Scott acknowledges that, yes, some of today’s clients have “made long-term commitments on short-term markets,” which has a feel of the 1980s. But overall conditions today are “not even close” to the 1980s, he said.

Maybe 10% to 15% of the farmers have “very deep” irretrievable problems, where in the 1980s, “everybody had problems,” he said.

Crop production, commodity prices and interest rates are the “three legs” to a stool for farm conditions.

So far, many farmers have been “hitting singles and doubles” by getting good crops while interest rates remain low. Scott said there are a lot of farmers who are “very debt-conscious” based on their family history in the 1980s.

“There’s a lot of folks out there that just don’t borrow money,” he said.

Farmers are much more aware of “asset management” — using their option to sell equipment, or even land, to cut back on debt. “It’s not uncommon for a farmer to buy a combine in the fall of the year and sell it immediately after harvest,” he said.

The biggest tipping point would be a poor commodity market that would continue more than a year or two.

The average Steffes retirement equipment sale today grosses $600,000. Out of 100 farm retirement auctions in the past year, “virtually none” sold any owned land.

Scott said a considerable concern for farmers is a significant rise in interest rates to, say, 10% or more. So far, that doesn’t seem likely, as federal policies seem to be driving interest rates downward. Farmland values remain strong, in part because of competing investment values, such as certificates-of-deposits.

“Right now there are way more buyers than sellers in the farmland world,” he said.

‘It’s convoluted’

“I’m still pretty optimistic about the stability of U.S. agriculture,” Scott said. “It’s different than it was in the 1980s.” Farmers today remain confident in their production prowess and need continued production and consistency. Some people this year took advantage of “small windows” for marketing grain profitably. Farmers need “relatively safe commodity prices,” and he said $4 per bushel corn “works for a lot of people.”

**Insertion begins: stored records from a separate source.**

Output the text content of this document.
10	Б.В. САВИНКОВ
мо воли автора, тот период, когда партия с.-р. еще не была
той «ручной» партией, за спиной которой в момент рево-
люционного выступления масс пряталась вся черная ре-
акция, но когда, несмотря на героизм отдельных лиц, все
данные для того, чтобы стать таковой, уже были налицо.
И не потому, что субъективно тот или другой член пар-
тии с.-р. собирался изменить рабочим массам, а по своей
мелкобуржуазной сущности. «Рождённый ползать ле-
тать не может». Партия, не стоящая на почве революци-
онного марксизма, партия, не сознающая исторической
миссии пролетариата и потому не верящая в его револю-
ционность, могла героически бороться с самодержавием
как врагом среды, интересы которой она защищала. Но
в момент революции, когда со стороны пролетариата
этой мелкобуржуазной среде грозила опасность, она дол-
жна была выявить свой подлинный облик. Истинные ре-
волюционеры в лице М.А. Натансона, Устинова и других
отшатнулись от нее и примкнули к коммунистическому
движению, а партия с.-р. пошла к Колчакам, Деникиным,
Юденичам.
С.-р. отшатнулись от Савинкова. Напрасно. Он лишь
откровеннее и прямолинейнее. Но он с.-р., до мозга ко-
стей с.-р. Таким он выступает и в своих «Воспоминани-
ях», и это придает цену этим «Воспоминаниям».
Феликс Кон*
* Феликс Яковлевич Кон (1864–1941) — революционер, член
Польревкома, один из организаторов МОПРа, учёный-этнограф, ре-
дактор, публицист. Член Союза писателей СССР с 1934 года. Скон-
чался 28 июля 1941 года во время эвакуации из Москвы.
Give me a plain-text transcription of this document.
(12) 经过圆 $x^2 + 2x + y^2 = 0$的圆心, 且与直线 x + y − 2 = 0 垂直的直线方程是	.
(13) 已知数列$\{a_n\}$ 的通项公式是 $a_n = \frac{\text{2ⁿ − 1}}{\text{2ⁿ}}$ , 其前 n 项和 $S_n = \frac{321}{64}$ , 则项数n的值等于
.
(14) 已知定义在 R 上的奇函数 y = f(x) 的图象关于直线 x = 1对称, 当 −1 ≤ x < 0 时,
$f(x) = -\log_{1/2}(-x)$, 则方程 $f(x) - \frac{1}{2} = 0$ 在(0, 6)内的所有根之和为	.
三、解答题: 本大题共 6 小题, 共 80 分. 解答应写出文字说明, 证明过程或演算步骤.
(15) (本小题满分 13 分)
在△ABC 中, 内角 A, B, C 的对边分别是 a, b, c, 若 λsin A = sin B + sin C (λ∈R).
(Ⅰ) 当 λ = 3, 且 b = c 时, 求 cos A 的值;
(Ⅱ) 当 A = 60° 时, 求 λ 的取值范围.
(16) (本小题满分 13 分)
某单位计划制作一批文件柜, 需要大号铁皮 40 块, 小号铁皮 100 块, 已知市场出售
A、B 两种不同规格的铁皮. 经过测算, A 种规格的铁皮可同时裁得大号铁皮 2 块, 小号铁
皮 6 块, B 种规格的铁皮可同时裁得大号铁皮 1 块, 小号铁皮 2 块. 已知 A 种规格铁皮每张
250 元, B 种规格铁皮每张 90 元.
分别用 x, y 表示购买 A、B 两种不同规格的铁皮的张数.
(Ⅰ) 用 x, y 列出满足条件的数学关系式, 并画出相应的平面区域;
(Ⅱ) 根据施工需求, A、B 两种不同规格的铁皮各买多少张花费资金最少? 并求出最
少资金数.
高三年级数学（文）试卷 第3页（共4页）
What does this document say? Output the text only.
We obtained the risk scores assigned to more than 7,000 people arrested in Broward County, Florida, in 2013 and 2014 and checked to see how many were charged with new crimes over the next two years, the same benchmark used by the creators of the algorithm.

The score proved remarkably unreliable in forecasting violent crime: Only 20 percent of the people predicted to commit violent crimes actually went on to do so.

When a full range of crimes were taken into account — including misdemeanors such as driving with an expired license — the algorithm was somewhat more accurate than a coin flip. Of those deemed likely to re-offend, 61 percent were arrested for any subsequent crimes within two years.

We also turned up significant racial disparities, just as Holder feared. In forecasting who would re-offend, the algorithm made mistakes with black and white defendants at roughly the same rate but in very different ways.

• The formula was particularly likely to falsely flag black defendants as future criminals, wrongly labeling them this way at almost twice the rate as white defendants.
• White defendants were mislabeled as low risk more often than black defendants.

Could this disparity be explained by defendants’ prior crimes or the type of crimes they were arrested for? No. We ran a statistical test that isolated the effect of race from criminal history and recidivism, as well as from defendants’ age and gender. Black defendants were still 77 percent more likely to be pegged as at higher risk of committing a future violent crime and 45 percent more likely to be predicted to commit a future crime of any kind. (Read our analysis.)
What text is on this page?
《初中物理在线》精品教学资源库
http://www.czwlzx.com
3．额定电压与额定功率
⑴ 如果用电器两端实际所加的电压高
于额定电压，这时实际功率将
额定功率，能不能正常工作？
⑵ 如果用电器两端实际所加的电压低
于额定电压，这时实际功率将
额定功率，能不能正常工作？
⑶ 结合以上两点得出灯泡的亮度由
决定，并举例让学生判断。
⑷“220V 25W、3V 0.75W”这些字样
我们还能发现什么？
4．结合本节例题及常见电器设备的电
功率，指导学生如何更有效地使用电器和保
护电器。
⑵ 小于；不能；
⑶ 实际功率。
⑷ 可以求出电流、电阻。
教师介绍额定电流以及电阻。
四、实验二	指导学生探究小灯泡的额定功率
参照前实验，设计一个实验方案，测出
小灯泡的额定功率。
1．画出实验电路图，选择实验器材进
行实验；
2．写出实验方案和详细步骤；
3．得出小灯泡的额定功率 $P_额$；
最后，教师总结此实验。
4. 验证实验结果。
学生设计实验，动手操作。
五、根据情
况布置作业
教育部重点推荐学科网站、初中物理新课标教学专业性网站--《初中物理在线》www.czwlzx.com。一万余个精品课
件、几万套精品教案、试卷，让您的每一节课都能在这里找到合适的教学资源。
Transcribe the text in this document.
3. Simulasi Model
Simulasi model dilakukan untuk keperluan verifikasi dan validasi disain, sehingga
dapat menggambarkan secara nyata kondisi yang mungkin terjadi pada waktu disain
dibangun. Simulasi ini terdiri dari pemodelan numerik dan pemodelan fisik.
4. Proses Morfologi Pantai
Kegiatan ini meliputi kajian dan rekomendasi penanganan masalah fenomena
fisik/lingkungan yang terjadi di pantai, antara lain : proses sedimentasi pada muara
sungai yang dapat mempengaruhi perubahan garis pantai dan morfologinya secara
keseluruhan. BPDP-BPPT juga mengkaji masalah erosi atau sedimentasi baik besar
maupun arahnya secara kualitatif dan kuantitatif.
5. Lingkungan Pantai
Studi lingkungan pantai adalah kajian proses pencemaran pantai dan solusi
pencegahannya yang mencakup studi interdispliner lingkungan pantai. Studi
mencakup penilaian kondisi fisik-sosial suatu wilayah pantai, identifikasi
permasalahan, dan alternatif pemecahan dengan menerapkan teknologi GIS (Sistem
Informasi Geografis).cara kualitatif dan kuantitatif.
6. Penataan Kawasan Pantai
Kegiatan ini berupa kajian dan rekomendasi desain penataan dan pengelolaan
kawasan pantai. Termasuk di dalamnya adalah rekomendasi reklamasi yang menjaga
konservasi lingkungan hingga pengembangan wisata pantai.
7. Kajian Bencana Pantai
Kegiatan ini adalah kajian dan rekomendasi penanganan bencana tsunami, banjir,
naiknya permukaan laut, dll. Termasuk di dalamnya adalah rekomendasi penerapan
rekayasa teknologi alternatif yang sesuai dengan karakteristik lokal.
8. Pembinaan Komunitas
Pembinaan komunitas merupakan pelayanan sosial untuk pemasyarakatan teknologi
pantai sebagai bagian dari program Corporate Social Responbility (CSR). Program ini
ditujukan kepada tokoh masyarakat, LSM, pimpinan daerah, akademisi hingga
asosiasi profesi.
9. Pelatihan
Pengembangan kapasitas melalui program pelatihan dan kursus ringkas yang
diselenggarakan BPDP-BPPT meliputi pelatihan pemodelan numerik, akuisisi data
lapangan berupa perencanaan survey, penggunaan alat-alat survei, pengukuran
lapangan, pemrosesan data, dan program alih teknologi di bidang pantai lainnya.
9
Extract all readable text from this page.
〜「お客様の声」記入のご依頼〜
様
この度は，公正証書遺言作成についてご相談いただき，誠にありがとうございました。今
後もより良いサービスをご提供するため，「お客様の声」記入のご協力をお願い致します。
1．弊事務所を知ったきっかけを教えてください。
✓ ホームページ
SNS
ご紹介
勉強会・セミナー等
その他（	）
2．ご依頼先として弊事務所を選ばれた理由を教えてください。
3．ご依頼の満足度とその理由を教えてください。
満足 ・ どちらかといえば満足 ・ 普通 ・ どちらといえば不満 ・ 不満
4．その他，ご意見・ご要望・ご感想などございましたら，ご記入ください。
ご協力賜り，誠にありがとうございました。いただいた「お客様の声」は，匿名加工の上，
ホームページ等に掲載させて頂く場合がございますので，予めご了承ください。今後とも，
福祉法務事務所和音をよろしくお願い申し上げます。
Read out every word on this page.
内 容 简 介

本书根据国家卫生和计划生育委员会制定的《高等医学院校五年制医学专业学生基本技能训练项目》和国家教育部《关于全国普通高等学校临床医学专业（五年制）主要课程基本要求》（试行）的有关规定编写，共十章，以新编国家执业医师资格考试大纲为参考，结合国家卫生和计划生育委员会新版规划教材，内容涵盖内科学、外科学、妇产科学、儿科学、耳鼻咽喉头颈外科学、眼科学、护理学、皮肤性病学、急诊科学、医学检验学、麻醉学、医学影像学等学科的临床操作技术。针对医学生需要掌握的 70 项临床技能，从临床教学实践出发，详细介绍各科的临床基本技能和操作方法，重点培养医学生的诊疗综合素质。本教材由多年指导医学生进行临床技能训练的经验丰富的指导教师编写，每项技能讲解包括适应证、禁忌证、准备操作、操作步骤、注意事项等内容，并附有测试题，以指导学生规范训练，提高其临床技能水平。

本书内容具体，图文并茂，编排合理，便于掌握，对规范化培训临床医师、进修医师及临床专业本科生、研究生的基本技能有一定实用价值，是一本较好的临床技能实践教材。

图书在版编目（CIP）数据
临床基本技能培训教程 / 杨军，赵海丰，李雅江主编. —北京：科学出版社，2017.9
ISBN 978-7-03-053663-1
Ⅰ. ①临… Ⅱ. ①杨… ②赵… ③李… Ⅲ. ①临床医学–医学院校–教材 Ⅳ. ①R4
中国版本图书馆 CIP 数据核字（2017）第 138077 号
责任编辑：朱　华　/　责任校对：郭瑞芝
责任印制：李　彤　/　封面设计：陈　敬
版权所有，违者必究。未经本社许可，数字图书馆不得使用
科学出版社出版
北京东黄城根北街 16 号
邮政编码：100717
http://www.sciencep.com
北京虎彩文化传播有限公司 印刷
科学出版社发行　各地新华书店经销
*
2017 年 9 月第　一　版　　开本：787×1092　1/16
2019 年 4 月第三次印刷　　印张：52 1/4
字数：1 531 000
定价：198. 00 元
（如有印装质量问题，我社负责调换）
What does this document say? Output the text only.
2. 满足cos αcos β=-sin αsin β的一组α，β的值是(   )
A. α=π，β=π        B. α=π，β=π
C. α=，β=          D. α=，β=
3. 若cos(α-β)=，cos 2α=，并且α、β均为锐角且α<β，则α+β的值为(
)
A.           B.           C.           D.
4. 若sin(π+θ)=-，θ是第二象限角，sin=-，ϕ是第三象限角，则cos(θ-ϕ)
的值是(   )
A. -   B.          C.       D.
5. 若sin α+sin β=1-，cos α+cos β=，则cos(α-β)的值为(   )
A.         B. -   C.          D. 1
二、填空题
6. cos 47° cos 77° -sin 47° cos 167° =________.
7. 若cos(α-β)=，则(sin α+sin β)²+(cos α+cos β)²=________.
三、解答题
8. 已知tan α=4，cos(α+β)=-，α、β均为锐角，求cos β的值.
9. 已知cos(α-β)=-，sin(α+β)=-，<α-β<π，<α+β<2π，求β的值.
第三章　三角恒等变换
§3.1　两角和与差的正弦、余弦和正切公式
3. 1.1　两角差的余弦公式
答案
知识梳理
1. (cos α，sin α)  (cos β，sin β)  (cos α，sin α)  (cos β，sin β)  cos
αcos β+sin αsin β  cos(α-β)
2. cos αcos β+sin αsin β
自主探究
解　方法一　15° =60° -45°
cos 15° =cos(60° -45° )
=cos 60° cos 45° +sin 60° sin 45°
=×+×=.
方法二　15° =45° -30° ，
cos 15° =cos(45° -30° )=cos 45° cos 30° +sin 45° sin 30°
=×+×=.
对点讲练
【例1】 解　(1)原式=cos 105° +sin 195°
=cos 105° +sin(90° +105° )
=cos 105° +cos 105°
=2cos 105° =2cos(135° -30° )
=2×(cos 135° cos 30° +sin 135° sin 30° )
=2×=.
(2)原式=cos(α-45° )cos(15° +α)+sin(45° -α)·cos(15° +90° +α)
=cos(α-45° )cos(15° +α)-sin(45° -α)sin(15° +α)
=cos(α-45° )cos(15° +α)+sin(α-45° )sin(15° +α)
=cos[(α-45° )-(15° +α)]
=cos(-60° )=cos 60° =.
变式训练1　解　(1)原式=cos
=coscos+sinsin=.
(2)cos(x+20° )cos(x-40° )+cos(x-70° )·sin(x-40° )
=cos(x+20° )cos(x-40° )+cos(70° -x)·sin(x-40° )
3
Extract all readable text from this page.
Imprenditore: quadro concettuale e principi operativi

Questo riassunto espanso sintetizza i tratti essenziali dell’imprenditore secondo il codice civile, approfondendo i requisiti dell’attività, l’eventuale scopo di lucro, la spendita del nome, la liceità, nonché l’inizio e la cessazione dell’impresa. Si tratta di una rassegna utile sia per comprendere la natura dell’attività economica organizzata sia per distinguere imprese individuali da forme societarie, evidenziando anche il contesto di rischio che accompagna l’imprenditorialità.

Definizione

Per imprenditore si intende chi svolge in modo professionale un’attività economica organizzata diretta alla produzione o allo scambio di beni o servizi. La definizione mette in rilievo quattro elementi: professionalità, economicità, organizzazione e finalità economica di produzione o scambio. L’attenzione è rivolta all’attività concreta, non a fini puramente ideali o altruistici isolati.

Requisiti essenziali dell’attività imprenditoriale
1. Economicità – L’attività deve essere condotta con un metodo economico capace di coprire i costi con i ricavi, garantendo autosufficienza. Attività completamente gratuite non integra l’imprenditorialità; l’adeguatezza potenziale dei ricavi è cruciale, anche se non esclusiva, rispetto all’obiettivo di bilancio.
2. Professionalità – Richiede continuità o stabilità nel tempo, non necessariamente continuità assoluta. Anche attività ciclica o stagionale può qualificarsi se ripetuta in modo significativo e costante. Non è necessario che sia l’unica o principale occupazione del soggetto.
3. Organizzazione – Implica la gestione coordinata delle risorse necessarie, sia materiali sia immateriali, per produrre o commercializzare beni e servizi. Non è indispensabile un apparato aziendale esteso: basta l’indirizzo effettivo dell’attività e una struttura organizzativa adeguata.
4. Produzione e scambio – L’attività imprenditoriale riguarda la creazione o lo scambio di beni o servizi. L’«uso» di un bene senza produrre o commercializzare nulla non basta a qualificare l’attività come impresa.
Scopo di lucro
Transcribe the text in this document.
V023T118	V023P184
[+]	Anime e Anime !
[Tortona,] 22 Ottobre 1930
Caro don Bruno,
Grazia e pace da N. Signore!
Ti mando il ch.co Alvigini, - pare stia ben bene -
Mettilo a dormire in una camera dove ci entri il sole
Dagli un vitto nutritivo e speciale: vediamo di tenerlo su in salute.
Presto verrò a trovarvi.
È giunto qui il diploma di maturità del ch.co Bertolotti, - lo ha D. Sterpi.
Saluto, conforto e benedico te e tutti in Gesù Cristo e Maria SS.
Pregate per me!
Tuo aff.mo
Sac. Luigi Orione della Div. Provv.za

Today’s situation is confused by conflicting or counterintuitive federal figures for the size of the crop, or estimates of how much isn’t planted, Bob said. Farmers today face “short-term issues, and they’re political,” he said.

Bob, however, said the past year provided evidence that just because someone farms 20,000 acres or more, “doesn’t assure profitability.”

U.S. intervention in markets and the backlash on soybean exports to China puts farmers “right back in” to financial troubles. “They’re using grain – soybeans and corn in particular – to do national politics with the Chinese, and it just really hurts. It may not end just because we can get through 2019. It’s going to be carried into 2020, until there’s an election.” He thinks “anything is fixable” and wonders if a fix won’t come next spring or summer, to “bring this good news to the markets before people vote.”